O evento marcou os 10 anos da Aliança, que trabalha para aprimorar a inovação em saúde no país. “A ABIIS e parceiros têm atuado para que possamos avançar ainda mais em boas práticas regulatórias. Todos os mecanismos de regulação inteligente que defendemos são para permitir o maior acesso do paciente às tecnologias e também um desenvolvimento de todo o setor, não só no Brasil, mas também nas Américas”, disse Bezerra. O executivo destacou ainda a aprovação pelo Congresso Nacional, em tempo recorde, do Protocolo ao Acordo de Comércio e Cooperação Econômica entre o Brasil e os Estados Unidos. “A Aliança, em parceria com a Confederação Nacional da Indústria e a Amcham, trabalhou intensamente, desde a assinatura no ano passado e durante a tramitação no Legislativo, para demonstrar a importância desse Acordo para toda a economia brasileira, em especial para o setor saúde”.

Representantes da Anvisa, da Agência Nacional de Telecomunicações (Anatel), do Instituto Nacional de Metrologia, Qualidade e Tecnologia (Inmetro), da Associação Brasileira de Normas Técnicas (ABNT) e da indústria debateram boas práticas regulatórias; uso de normas internacionais para tecnologia médica para convergência regulatória no Brasil e no mundo; avaliação de conformidade; avanços na regulação de diagnóstico in vitro no cenário da pandemia; a implementação do Unique Device Identification (UDI) ou Identificação Única de Dispositivos Médicos; e perspectivas para os próximos anos na visão da Anvisa e da indústria.

Para 2022, a Anvisa tem algumas prioridades, destacadas pelo gerente geral da Gerência-Geral de Tecnologia de Produtos para Saúde (GGTPS), Leandro Pereira: a consulta pública 1.039/2021, que possibilita o uso de avaliações realizadas por autoridades estrangeiras para fins de regulação junto a Agência e o Medical Device Single Review Program (MDSRP) ou Programa de Auditoria Única de Dispositivos Médicos.
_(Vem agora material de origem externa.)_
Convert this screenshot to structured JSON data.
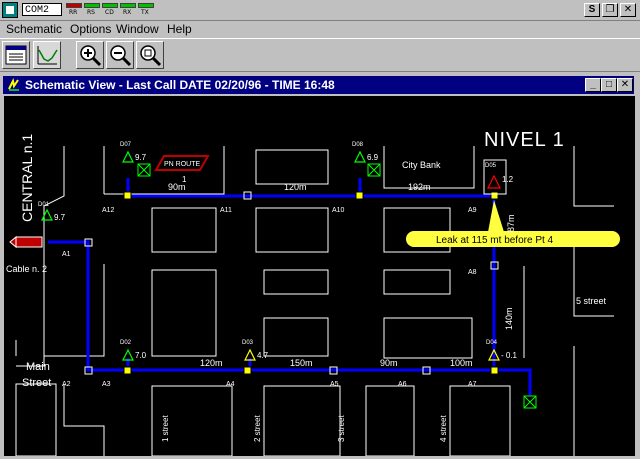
{
  "app": {
    "port": "COM2",
    "led_labels": [
      "RR",
      "RS",
      "CD",
      "RX",
      "TX"
    ]
  },
  "menu": [
    "Schematic",
    "Options",
    "Window",
    "Help"
  ],
  "window": {
    "title": "Schematic View - Last Call DATE 02/20/96 - TIME 16:48"
  },
  "map": {
    "level": "NIVEL   1",
    "central": "CENTRAL n.1",
    "cable": "Cable n. 2",
    "city_bank": "City Bank",
    "pn_route": "PN ROUTE",
    "pn_route_num": "1",
    "leak": "Leak at 115 mt before Pt 4",
    "main_street": [
      "Main",
      "Street"
    ],
    "streets": [
      "1 street",
      "2 street",
      "3 street",
      "4 street",
      "5 street"
    ],
    "sensors": [
      {
        "id": "D01",
        "value": "9.7"
      },
      {
        "id": "D07",
        "value": "9.7"
      },
      {
        "id": "D08",
        "value": "6.9"
      },
      {
        "id": "D05",
        "value": "1.2"
      },
      {
        "id": "D02",
        "value": "7.0"
      },
      {
        "id": "D03",
        "value": "4.7"
      },
      {
        "id": "D04",
        "value": "- 0.1"
      }
    ],
    "nodes": [
      "A1",
      "A2",
      "A3",
      "A4",
      "A5",
      "A6",
      "A7",
      "A8",
      "A9",
      "A10",
      "A11",
      "A12"
    ],
    "distances": [
      "90m",
      "120m",
      "192m",
      "87m",
      "140m",
      "120m",
      "150m",
      "90m",
      "100m"
    ]
  }
}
A agenda regulatória da Agência vai trabalhar ainda na Identificação Única de Dispositivos Médicos (UDI); regulação de software como dispositivos médicos; regulamentação sobre importação, comercialização e doação de dispositivos médicos usados e recondicionados; regularização de implantes ortopédicos (revisão da RDC 59/2008); reprocessamento de dispositivos médicos; e revisão dos requisitos de agrupamento de materiais de uso em saúde.

O presidente da ABIIS encerrou o Seminário com um chamado ao governo e ao setor. “Dos 80 mil dispositivos médicos autorizados pela Anvisa, 31% são nacionais e 69% importados. O Brasil precisa colocar o setor de DMs como estratégico para que o país tenha capacidade de suprimento, independente do capital de origem. Precisamos que o setor se desenvolva e cresça para que a população tenha acesso a produtos de qualidade e com rapidez”, finalizou Bruno Boldrin Bezerra.